In lieu of an abstract, here is a brief excerpt of the content:

  • The Task
  • Michael Lavers (bio)

At least once, let us try to approach the center of the real problems.

I mean the real ones.

Such as why, when you did not ask to be made, we insisted.

As if you will never taste evil, dear child, and know only the grass, the way it sags just before cutting, thick and heavy with dew.

As if that much sufficed.

No—we walk on the roof of Hell, the boards are brittle and thin.

Not only thin, but missing in patches. Suffering flickers, unceasingly there.

You will be tempted to seek your revenge on the world, or demand consolation, or believe that it's all a mistake—that you belong somewhere else:

a city of green leaves, light wind, stars watching us greedily. A stable horizon. All things known.

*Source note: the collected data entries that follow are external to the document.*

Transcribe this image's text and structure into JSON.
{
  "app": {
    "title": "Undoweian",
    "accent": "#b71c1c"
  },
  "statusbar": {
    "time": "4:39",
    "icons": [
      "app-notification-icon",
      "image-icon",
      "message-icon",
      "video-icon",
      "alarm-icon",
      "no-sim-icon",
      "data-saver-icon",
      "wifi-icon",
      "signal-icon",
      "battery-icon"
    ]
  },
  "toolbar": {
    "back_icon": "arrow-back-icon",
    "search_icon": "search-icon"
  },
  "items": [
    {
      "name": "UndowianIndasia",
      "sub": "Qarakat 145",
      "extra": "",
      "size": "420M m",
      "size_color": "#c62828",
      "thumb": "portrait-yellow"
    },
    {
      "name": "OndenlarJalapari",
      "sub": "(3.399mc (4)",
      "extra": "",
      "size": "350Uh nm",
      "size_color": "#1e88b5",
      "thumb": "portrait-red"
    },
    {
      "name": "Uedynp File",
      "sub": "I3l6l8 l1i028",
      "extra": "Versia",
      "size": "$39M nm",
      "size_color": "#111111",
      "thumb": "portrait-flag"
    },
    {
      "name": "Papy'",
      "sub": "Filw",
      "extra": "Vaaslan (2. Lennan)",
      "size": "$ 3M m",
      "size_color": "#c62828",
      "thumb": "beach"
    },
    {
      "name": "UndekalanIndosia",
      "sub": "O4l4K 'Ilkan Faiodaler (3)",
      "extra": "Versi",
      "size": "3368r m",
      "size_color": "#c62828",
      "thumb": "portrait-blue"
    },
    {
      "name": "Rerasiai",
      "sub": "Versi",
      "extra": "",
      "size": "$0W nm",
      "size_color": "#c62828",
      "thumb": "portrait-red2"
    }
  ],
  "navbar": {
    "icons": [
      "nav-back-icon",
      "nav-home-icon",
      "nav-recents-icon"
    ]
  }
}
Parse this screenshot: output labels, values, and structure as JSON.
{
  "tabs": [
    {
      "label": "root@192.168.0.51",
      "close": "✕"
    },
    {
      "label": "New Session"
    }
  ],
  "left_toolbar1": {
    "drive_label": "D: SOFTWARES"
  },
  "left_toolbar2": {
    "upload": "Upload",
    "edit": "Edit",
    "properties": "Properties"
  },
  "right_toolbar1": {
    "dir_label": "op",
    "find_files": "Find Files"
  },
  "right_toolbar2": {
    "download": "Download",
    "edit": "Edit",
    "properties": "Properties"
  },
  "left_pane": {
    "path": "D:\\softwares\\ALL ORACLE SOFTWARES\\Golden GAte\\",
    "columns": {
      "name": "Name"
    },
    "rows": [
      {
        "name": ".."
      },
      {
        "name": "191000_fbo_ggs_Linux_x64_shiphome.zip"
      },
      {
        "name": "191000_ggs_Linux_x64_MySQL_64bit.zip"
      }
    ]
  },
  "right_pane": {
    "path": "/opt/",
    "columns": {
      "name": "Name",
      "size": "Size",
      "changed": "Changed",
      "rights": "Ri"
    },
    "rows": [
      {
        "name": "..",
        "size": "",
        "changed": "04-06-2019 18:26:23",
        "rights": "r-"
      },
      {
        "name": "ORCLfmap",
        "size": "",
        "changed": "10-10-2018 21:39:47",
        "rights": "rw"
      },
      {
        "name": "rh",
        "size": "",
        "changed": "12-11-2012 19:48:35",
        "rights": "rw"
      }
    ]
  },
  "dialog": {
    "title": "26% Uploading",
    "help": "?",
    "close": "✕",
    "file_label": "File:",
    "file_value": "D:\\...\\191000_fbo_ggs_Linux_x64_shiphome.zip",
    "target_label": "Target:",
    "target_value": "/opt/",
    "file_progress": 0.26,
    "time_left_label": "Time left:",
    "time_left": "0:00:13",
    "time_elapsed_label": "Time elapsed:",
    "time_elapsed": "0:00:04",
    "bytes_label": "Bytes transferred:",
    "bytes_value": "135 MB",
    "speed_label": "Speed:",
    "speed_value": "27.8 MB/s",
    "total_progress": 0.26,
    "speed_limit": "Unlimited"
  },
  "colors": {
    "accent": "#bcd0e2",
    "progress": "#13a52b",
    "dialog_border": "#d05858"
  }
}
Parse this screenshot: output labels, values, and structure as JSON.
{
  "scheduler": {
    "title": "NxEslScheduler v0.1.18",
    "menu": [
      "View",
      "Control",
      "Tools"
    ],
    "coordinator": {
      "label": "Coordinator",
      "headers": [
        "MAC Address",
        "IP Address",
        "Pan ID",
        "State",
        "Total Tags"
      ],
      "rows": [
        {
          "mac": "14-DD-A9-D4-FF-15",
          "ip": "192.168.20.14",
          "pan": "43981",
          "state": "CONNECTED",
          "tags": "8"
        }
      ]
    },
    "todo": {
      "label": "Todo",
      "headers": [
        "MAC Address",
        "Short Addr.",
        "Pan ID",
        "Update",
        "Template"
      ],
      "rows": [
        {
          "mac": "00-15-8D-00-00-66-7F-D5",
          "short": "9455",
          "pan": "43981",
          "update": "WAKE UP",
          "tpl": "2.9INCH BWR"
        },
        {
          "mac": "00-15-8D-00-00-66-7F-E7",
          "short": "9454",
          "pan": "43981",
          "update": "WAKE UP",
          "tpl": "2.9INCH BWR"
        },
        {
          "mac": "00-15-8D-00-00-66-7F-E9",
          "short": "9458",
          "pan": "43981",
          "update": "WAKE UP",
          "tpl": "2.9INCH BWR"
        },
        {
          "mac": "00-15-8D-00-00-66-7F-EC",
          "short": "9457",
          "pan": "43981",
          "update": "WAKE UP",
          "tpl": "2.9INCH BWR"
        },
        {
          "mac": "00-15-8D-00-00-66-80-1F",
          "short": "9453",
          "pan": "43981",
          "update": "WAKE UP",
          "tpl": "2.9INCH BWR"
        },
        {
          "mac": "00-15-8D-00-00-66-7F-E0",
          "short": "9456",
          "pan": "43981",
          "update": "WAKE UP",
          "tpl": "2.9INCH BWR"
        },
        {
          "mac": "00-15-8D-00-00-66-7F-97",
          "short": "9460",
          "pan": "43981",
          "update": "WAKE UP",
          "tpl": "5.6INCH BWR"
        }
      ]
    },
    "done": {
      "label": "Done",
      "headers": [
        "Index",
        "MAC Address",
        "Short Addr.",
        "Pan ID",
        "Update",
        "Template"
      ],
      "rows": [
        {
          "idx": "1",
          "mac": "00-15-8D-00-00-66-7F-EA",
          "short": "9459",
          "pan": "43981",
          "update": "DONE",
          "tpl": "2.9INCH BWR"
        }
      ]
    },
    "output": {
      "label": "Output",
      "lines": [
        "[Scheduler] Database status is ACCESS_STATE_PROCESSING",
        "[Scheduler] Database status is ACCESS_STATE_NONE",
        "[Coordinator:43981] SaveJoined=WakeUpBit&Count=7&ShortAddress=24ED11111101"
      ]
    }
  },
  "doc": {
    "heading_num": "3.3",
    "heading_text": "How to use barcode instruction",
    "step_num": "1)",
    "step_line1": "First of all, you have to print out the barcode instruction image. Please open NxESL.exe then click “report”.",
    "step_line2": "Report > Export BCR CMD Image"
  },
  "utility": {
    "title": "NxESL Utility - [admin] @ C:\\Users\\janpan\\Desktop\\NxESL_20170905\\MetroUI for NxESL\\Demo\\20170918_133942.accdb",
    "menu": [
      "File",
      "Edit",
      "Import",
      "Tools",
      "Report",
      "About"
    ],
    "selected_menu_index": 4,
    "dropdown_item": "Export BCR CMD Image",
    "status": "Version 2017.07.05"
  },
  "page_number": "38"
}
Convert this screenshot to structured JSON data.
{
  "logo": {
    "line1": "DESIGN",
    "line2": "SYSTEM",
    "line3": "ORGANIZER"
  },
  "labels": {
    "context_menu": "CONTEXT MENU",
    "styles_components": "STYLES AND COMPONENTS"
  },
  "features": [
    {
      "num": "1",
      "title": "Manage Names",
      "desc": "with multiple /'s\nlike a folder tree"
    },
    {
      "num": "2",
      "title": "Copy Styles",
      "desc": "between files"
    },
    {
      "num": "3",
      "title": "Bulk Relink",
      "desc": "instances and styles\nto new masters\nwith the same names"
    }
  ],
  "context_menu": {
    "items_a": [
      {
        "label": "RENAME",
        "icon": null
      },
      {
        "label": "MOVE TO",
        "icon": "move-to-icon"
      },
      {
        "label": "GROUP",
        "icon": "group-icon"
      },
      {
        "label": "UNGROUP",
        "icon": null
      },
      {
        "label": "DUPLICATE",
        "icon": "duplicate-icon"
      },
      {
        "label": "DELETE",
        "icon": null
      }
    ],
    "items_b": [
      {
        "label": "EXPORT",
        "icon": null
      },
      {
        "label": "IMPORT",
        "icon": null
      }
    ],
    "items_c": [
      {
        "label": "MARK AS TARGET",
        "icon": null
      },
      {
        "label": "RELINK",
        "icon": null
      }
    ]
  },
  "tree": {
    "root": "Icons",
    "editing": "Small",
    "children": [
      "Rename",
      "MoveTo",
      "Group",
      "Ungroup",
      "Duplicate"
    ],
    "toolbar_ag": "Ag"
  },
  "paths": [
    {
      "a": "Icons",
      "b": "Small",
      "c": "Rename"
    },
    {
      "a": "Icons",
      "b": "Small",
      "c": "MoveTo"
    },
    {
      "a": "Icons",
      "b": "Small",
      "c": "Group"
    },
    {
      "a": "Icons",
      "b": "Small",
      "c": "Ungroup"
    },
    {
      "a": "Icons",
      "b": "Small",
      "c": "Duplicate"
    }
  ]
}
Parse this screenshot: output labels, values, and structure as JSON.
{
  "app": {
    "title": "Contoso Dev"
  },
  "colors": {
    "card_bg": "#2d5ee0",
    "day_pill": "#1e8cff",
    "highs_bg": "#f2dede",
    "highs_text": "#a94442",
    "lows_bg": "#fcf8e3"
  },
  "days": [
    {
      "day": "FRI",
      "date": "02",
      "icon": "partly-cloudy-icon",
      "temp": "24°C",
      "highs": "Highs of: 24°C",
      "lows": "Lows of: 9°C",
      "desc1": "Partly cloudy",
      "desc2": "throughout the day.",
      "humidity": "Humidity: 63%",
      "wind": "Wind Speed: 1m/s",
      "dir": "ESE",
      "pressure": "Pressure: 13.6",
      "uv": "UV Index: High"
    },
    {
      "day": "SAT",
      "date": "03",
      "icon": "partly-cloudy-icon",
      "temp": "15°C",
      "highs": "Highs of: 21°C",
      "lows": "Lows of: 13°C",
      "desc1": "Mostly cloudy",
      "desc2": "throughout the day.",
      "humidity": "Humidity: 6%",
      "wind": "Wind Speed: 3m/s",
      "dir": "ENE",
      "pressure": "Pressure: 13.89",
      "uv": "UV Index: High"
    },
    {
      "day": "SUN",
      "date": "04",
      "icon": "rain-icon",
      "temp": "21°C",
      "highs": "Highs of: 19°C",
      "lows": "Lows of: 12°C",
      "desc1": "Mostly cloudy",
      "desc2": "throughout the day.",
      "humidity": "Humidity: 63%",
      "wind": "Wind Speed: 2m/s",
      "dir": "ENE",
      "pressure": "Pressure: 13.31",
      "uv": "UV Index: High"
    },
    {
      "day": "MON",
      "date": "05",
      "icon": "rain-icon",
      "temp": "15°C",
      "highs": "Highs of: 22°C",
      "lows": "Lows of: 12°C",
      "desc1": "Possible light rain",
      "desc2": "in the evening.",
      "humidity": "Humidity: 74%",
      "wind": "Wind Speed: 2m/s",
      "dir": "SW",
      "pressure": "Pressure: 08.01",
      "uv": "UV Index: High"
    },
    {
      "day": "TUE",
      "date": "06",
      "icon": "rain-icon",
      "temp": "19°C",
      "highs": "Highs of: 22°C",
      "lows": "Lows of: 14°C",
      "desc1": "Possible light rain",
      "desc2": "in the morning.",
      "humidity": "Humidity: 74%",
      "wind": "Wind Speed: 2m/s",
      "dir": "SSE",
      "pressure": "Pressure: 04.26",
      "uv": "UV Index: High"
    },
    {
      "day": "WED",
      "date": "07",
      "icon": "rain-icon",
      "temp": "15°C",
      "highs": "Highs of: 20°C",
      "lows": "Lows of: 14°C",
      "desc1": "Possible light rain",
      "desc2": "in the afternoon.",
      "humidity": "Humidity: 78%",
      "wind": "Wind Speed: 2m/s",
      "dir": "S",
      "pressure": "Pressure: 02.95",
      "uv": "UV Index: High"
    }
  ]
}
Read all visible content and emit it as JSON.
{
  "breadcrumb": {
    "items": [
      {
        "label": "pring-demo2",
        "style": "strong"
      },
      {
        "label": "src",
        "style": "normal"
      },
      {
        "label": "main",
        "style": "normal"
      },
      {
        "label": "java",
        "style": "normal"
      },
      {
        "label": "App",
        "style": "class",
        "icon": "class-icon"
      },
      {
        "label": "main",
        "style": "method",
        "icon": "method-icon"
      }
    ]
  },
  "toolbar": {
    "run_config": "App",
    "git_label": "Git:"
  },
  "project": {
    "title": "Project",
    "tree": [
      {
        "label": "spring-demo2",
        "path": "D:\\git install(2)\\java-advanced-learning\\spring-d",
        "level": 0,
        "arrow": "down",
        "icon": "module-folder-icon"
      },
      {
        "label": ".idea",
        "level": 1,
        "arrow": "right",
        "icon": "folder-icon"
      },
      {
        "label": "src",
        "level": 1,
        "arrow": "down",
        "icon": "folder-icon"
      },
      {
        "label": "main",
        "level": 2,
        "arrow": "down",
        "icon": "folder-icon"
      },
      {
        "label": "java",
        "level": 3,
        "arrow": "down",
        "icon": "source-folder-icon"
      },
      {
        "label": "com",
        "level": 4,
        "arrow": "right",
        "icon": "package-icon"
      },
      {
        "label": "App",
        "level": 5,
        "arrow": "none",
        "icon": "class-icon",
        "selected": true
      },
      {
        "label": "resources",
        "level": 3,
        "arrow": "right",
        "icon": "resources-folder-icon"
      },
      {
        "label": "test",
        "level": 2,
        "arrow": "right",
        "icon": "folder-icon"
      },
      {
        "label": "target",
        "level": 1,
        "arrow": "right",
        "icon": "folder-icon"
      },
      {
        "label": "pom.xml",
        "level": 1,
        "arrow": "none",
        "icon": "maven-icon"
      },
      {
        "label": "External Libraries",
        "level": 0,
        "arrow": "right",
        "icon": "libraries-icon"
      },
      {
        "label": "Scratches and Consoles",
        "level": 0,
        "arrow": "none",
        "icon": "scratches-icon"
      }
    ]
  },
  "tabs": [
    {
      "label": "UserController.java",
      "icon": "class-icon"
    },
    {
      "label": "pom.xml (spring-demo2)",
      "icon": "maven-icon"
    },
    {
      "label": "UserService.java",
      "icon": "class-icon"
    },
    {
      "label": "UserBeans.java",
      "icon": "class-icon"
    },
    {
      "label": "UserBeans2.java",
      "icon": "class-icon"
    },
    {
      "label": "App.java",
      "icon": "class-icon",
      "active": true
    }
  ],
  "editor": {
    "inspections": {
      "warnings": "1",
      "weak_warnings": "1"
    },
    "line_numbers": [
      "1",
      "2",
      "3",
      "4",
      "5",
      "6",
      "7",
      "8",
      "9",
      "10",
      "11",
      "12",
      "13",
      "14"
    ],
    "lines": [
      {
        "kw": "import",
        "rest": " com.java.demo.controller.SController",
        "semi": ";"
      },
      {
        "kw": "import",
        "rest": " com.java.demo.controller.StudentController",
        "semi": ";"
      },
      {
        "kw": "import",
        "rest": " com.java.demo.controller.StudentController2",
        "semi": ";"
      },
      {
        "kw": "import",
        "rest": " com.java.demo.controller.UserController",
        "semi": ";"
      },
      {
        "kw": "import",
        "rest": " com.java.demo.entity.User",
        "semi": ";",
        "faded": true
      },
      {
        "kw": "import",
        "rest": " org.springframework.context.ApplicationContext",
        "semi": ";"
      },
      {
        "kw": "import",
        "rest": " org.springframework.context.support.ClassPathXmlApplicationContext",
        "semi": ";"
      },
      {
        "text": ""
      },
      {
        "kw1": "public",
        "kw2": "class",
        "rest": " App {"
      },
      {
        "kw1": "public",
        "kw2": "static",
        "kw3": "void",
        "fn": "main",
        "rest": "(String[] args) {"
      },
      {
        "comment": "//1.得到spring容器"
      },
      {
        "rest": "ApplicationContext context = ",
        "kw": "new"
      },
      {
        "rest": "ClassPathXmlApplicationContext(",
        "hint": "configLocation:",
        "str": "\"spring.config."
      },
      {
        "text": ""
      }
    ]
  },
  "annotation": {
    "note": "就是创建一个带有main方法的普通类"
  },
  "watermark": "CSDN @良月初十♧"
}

But rejoice: we are here. So we stand. We go into it, a place which eludes description: good days, bad days, days drifting like smoke through our ravenous arms.

I hold you, but only as much as the sea holds the hull of a ship: always lapping against it, and never discerning much more than an outline, a bright mass with somewhere much farther to go.

Some sea will lie always between us.

Rain falls, and I can hardly believe it.

I promise you, this is not poetry.

A luminous wind fills the mountains and valleys, melting the high snow, and stoking the aspen like pillars of fire.

The swaying maples creak and snore. A blithe hawk doodles on air.

We have so little time.

I don't know if you'll find me again at the end, if there is one, or how soon you'll get to lie down.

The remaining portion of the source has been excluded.